NEW YORK/BEIJING/WASHINGTON – The U.S. government has launched a national security review of TikTok owner Beijing ByteDance Technology Co.’s $1 billion acquisition of the U.S. social media app Musical.ly, according to three people familiar with the matter.
The acquisition was completed two years ago but U.S. lawmakers have been calling in recent weeks for a national security probe into TikTok. They are concerned that the Chinese company may be censoring politically sensitive content and are raising questions about how it stores personal data.
TikTok has been growing more popular among U.S. teenagers at a time of growing tensions between Washington and Beijing over trade and technology transfers. About 60 percent of TikTok’s 26.5 million monthly active users in the United States are between the ages of 16 and 24, the company said this year.
The Committee on Foreign Investment in the United States (CFIUS), which reviews deals by foreign acquirers for potential national security risks, has started to review the Musical.ly deal, the sources said. TikTok did not seek clearance from CFIUS when it acquired Musical.ly, they added, which gives the U.S. security panel scope to investigate it now.
CFIUS is in talks with TikTok about measures it could take to avoid divesting the Musical.ly assets it acquired, the sources said. Details of those talks, referred to by CFIUS as mitigation, could not be learned. The specific concerns that CFIUS has could also not be learned.
A week ago, Senate Minority Leader Chuck Schumer and Sen. Tom Cotton asked for a national security probe in a letter to Joseph Macguire, acting director of national intelligence. They said they were concerned about the video-sharing platform’s collection of user data and whether China censors content seen by U.S. users. They also suggested TikTok could be targeted by foreign influence campaigns.

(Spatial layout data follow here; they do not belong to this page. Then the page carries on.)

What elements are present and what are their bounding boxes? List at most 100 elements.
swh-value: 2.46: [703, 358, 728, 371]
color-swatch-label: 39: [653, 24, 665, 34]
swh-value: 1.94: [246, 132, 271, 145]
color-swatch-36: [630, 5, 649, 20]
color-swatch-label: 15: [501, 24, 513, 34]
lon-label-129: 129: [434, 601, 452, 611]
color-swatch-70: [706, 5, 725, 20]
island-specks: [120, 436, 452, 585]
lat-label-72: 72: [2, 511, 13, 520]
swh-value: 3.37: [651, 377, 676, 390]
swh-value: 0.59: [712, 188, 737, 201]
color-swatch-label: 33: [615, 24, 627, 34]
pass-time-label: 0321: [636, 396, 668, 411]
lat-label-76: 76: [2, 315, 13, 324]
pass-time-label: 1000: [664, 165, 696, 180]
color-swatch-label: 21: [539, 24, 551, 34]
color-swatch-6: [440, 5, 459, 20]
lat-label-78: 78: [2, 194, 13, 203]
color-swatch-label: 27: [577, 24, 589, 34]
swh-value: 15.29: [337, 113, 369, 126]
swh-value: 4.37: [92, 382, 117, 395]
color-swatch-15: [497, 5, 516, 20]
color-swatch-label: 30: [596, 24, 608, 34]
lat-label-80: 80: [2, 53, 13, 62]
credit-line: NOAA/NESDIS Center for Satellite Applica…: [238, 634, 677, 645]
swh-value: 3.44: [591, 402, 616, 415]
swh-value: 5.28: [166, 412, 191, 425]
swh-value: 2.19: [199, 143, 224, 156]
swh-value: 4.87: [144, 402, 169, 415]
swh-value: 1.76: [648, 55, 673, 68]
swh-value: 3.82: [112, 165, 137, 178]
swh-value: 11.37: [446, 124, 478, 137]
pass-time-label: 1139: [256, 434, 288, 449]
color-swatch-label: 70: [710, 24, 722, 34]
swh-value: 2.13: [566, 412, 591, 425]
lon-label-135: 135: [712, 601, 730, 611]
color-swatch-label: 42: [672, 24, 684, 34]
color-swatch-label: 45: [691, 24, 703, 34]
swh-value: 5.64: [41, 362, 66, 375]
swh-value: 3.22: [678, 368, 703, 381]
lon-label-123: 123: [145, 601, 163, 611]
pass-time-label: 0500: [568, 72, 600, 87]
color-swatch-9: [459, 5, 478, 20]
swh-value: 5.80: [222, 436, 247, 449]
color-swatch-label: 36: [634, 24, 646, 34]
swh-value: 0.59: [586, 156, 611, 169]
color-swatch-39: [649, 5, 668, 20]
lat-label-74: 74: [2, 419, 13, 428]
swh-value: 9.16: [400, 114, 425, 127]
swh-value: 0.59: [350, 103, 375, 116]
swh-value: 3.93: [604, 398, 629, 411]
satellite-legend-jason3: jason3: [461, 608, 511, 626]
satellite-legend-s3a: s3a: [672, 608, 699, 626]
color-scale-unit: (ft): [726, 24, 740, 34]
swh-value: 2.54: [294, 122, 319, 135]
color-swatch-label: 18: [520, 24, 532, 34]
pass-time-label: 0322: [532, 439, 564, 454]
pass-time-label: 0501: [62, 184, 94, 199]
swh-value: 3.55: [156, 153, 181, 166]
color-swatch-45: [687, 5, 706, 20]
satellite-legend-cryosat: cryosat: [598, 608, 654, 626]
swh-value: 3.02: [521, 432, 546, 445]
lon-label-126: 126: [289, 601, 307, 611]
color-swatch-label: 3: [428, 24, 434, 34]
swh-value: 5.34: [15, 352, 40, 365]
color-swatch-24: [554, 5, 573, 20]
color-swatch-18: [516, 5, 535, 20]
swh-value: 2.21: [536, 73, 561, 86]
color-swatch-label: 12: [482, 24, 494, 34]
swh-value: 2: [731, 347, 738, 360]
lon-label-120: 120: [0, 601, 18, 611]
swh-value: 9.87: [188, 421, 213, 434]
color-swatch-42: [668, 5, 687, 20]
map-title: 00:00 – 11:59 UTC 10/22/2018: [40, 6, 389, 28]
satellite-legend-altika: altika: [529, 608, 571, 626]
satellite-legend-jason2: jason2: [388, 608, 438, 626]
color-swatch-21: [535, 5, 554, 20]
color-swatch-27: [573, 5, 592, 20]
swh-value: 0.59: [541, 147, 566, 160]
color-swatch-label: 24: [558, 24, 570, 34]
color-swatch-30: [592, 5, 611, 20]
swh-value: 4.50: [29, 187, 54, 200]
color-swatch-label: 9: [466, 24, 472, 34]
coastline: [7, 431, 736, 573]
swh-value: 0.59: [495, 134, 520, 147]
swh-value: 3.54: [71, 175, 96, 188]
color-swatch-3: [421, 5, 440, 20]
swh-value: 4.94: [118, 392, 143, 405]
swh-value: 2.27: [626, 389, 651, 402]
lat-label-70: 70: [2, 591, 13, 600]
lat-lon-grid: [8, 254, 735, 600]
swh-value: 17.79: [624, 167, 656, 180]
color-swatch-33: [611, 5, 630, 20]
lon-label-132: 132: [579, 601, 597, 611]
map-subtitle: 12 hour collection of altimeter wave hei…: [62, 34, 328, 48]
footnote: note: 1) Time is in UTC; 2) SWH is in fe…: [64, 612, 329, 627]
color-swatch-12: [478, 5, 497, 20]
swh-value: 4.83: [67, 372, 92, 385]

TikTok allows users to create and share short videos with special effects. The company has said U.S. user data is stored in the United States, but the senators noted that ByteDance is governed by Chinese laws.
TikTok also says China does not have jurisdiction over content of the app, which does not operate in China and is not influenced by any foreign government.
Last month, Musical.ly founder Alex Zhu, who heads the TikTok team, started to report directly to ByteDance CEO Zhang Yiming, one of the sources said. He previously reported to Zhang Nan, the head of ByteDance’s Douyin, a Chinese short video app. It was not clear whether this move, which separates TikTok organizationally from ByteDance’s other holdings, was related to the company’s discussions with CFIUS over mitigation.
In October, Sen. Marco Rubio asked CFIUS to review ByteDance’s acquisition of Musical.ly. He cited questions about why TikTok had “only had a few videos of the Hong Kong protests that have been dominating international headlines for months.”
The United States has been increasingly scrutinizing app developers over the personal data they handle, especially if some of it involves U.S. military or intelligence personnel.
The Chinese gaming company Beijing Kunlun Tech said in May it would seek to sell its popular gay dating app Grindr after CFIUS approached it with national security concerns.
Last year, CFIUS forced China’s Ant Financial to scrap plans to buy MoneyGram International Inc over concerns about the safety of data that could identify U.S. citizens.
The panel also compelled Oceanwide Holdings and Genworth Financial to work through a U.S. third-party data administrator to ensure the Chinese company could not access the insurer’s U.S. customers’ personal private data.
ByteDance is one of China’s fastest growing startups. It owns the country’s leading news aggregator, Jinri Toutiao, as well as TikTok, which has attracted celebrities like Ariana Grande and Katy Perry.
ByteDance counts the Japanese technology giant SoftBank, the venture firm Sequoia Capital and big private-equity firms such as KKR, General Atlantic and Hillhouse Capital Group as backers.
Analysts have called ByteDance a strong threat to other Chinese tech industry firms, including social media and gaming giant Tencent Holdings and search engine leader Baidu. Globally, ByteDance’s apps have 1.5 billion monthly active users and 700 million daily active users, the company said in July.